MedMobile's performance was evaluated against other open-source models, such as UltraMedical Llama 8B, within the MultiMedQA framework, which encompasses a variety of medical tasks from the USMLE to PubMedQA. Remarkably, MedMobile's accuracy equaled or surpassed models with significantly more parameters across several evaluation tasks.

Despite its reduced size, MedMobile displayed effective medical reasoning, providing contextual and logical responses to complex medical scenarios. This performance can be attributed to its training with CoT from GPT-4, distilling advanced problem-solving techniques into a more compact model.

Implications and Future Directions

MedMobile's development points toward significant opportunities in resource-constrained environments due to its low computational demand. It democratizes access to AI-driven insights, potentially assisting healthcare providers and patients without extensive technological infrastructure.
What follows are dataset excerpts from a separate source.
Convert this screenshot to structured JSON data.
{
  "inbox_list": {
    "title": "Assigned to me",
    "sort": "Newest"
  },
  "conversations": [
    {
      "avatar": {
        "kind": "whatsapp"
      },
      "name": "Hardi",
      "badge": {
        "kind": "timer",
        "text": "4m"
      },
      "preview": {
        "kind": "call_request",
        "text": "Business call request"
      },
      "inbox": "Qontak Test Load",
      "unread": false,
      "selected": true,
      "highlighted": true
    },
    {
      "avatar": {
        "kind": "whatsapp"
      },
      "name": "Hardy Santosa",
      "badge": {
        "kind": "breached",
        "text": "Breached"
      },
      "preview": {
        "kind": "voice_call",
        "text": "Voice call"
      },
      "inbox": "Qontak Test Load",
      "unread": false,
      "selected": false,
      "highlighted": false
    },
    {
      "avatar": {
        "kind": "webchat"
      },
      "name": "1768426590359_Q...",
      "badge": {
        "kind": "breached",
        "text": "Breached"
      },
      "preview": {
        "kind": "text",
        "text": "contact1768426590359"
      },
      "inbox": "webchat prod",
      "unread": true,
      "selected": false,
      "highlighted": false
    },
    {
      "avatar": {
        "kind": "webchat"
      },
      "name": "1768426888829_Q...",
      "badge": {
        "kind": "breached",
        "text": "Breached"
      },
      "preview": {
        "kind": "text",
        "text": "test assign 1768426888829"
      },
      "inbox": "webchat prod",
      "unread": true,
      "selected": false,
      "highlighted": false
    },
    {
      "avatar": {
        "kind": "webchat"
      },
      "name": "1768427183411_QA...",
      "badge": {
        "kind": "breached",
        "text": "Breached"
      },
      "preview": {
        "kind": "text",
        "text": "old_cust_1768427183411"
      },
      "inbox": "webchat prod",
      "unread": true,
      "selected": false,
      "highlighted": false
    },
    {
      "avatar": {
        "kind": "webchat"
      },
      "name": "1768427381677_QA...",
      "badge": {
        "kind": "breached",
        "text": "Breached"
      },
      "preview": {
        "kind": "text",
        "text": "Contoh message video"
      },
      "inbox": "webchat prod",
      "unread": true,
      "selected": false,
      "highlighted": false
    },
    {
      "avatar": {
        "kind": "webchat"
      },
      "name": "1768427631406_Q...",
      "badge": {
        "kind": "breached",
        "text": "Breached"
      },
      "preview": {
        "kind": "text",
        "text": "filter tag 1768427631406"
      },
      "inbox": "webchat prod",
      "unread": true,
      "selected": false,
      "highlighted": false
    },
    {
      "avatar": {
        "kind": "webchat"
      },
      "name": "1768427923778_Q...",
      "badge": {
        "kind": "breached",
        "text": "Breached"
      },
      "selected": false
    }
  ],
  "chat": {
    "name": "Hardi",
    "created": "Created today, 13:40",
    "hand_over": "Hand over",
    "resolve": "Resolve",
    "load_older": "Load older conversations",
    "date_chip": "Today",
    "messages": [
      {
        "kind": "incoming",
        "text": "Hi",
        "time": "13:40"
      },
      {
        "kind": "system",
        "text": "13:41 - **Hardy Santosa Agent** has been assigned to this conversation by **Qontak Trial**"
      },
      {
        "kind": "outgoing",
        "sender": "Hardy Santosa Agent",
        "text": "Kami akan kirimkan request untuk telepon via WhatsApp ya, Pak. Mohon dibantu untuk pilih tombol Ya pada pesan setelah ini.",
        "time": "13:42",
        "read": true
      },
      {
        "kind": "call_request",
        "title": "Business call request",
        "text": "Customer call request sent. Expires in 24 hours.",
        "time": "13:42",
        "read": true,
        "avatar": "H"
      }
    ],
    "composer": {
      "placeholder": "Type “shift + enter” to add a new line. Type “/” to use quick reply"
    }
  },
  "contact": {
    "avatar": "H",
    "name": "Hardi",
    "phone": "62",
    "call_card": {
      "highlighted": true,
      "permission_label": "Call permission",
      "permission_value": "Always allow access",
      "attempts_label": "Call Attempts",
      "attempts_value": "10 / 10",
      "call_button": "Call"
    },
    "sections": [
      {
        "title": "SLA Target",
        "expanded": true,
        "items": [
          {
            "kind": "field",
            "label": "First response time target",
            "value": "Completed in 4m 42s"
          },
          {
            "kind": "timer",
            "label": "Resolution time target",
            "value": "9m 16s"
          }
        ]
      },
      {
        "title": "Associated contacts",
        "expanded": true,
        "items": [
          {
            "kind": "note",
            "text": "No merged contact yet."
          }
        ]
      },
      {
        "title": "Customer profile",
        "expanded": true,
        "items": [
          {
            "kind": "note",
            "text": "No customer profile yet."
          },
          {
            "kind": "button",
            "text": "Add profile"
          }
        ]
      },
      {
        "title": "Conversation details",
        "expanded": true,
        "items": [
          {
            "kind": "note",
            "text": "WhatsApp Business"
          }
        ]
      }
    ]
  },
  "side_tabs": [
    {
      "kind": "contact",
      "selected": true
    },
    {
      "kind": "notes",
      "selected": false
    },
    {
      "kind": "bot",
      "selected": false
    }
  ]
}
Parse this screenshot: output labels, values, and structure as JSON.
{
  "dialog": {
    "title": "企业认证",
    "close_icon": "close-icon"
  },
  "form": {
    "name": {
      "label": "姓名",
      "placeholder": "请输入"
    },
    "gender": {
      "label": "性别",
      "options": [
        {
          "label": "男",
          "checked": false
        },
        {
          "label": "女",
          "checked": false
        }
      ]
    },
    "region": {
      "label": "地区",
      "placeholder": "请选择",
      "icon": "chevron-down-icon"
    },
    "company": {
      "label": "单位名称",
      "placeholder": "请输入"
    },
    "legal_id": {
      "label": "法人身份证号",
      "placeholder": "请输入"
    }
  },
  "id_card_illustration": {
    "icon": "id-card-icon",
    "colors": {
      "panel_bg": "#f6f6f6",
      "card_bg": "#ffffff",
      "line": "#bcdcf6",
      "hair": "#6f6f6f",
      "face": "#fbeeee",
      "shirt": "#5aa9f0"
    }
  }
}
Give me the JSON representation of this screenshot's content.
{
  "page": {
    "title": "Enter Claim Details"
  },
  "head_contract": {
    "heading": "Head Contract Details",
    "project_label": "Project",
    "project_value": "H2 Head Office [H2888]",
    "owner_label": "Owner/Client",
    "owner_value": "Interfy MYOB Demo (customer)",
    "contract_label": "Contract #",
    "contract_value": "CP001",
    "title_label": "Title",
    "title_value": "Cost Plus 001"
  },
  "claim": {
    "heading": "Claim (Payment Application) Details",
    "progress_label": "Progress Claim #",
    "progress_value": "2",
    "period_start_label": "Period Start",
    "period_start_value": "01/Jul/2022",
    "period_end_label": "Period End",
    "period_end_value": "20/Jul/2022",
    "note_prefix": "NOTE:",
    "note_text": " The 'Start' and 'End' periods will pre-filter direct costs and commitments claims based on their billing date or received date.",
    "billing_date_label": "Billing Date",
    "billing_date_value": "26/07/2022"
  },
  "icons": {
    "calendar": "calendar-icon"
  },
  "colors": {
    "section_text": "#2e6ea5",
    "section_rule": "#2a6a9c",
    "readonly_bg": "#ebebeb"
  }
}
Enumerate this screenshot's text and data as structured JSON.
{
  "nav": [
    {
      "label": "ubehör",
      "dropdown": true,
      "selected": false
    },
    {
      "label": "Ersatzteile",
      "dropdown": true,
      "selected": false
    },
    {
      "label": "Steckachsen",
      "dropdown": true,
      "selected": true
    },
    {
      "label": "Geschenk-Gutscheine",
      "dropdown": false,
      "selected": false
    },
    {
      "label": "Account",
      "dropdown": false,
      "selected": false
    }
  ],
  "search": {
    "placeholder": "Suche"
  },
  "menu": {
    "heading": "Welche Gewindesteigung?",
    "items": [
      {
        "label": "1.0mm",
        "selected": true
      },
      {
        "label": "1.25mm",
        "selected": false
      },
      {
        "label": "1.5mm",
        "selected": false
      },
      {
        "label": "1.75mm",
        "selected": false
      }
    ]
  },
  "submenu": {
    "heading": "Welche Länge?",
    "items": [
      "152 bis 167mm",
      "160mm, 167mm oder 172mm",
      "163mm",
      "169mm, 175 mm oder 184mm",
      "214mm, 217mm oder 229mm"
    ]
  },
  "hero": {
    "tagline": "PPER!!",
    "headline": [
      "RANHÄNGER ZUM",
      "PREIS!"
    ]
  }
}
The paper suggests possible expansions to vision-LLMs (VLMs) to integrate visual data with language processing, leveraging modalities like photoacoustic imaging. Moreover, exploring multi-agent systems could enhance problem-solving accuracy by distributing tasks among iterative MedMobile instances.

In conclusion, MedMobile signifies a meaningful shift towards efficient, mobile-compatible AI in the medical domain. The techniques demonstrated could extend beyond healthcare, providing a pathway for the adaptation of mobile-sized LLMs in various specialized fields. This work sets a foundation for more inclusive access to AI capabilities, fostering both clinical and broader industry advancements.